Kim Sengupta
The Independent
May 2, 2008 - 5:46pm
http://www.independent.co.uk/news/world/middle-east/life-inside-gaza-city-820139...


The home where Miyasar Abu Muatak died with her children is now just a pile of rubble. A mourning tent has been put up outside with photographs of the family. A steady stream of relatives, friends and neighbours come in to express their condolences.

The home where Miyasar Abu Muatak died with her children is now just a pile of rubble. A mourning tent has been put up outside with photographs of the family. A steady stream of relatives, friends and neighbours come in to express their condolences.

Three year old Hanaa, Salah, four, Rudeynah, six and Musad, 18 months, were killed along with their mother during a firefight between Palestinian militants and Israeli forces, the cause of their death remains in dispute. Local residents say an Israeli aircraft fired two missiles, collapsing the house with the family inside. The Israeli military insisted that the deaths had been the result of a “secondary explosion” caused when weaponry carried by militants exploded.

The children’s father, Ahmed Abu Muatak, was on his way to the market when he heard the sound of the explosion and ran back. “It was my house, and I knew that everyone was inside, no one had escaped. What a black day, they have killed my family,” he said weeping as a neighbour put a consoling arm around his shoulders.

The deaths at Beit Hanun, in the northern Gaza strip, were just the latest in this attritional conflict with Palestinian rockets being fired into Israel and Israeli retribution claiming civilian lives alongside those of militants.

But direct violence is not the only problem facing the community of 700,000 people.
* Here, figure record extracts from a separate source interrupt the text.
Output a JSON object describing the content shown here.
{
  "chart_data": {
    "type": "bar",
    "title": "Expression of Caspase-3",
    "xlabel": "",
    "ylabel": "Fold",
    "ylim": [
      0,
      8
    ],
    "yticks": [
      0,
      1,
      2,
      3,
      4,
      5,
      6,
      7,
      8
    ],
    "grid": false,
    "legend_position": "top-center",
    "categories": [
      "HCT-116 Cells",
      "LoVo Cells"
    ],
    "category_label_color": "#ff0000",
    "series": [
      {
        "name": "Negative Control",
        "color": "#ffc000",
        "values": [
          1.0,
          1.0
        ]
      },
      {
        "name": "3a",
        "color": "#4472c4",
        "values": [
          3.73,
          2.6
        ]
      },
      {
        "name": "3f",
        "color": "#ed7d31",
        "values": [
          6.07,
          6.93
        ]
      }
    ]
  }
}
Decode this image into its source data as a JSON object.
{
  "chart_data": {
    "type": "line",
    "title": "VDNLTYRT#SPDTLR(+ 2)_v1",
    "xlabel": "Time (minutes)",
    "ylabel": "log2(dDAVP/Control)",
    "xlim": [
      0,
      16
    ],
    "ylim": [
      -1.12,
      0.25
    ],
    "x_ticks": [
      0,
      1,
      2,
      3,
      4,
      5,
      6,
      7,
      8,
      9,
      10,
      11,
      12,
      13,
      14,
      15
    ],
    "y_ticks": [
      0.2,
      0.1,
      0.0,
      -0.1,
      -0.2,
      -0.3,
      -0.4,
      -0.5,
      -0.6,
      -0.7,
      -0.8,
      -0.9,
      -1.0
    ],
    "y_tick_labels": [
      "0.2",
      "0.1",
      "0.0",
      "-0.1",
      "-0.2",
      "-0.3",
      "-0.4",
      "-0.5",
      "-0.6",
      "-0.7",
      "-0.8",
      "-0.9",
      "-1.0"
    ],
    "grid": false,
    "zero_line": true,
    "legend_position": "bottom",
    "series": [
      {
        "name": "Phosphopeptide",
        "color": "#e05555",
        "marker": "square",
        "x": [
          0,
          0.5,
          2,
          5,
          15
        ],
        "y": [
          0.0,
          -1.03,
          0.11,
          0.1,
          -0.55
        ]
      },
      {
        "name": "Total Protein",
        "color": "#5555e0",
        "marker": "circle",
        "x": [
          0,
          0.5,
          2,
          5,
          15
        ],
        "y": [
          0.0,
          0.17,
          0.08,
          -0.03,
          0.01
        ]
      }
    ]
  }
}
The confrontation between Israel and Hamas has led to a blockade of this Palestinian enclave leading to acute hardship and warnings from international aid agencies and the United Nations of a growing humanitarian crisis.

Just a few miles from the shattered homes of the Muataks lies the vast remains of an industrial park destroyed by Israeli forces who claimed that it was being used to fire rockets. The debris which one has to negotiate when getting into Gaza through an Israeli checkpoint is a symbolic reminder of how the infrastructure of the place has been dismantled and the hopes of it being a viable part of a future Palestinian state is ebbing away.

Gaza is certainly not Darfur or Somalia when it comes to food shortages or displacement of people and the violence in the area is much less than in Iraq and Afghanistan. But what is happening here is that a society which once functioned is now unravelling.

Mohammed Salah was sitting with a friend on the beach at Gaza City because there is little demand for his work as an electrician. “There is no work for people and so they have very little money and what they have they spend on food. They will only use me in an emergency. It is the same with me and my family, all I try and do every day is get just the essentials for my family, that is all.”

Before the current crisis 36-year-old Mohammed was earning around 3,000 Shekels (around £450) a month, enough for his family of four. Now he says he cannot even give a figure for an average income because so often there is none at all. “My savings have now almost all gone, both my family and my wife’s family help and I do any odd job that I can. We get wheat from the aid people and my wife cooks bread. We have pickles and some vegetables, but we cannot afford meat or fish.”

If one of the main motives of Israel in continuing to enforce the blockade is turn the population against Hamas, then it appears, to an extent at least, to be working with some. A number of people we spoke to complained that life has become increasingly difficult since the Islamist group took over total control of Gaza.

“I voted for them because they were meant to be more honest than Fatah, but they have done nothing for people like me. I will not vote for them again.”

However polls also show the core Hamas vote holding steady and anger against Israel is never far from the surface. Mohammed’s friend, who did not want his name used, had no doubts where the blame lay. “Who is keeping food and fuel from us? It is Israel. Who is bombing our homes? It is Israel. It is they who have taken our land. We all want peace, but we cannot continue to be humiliated.”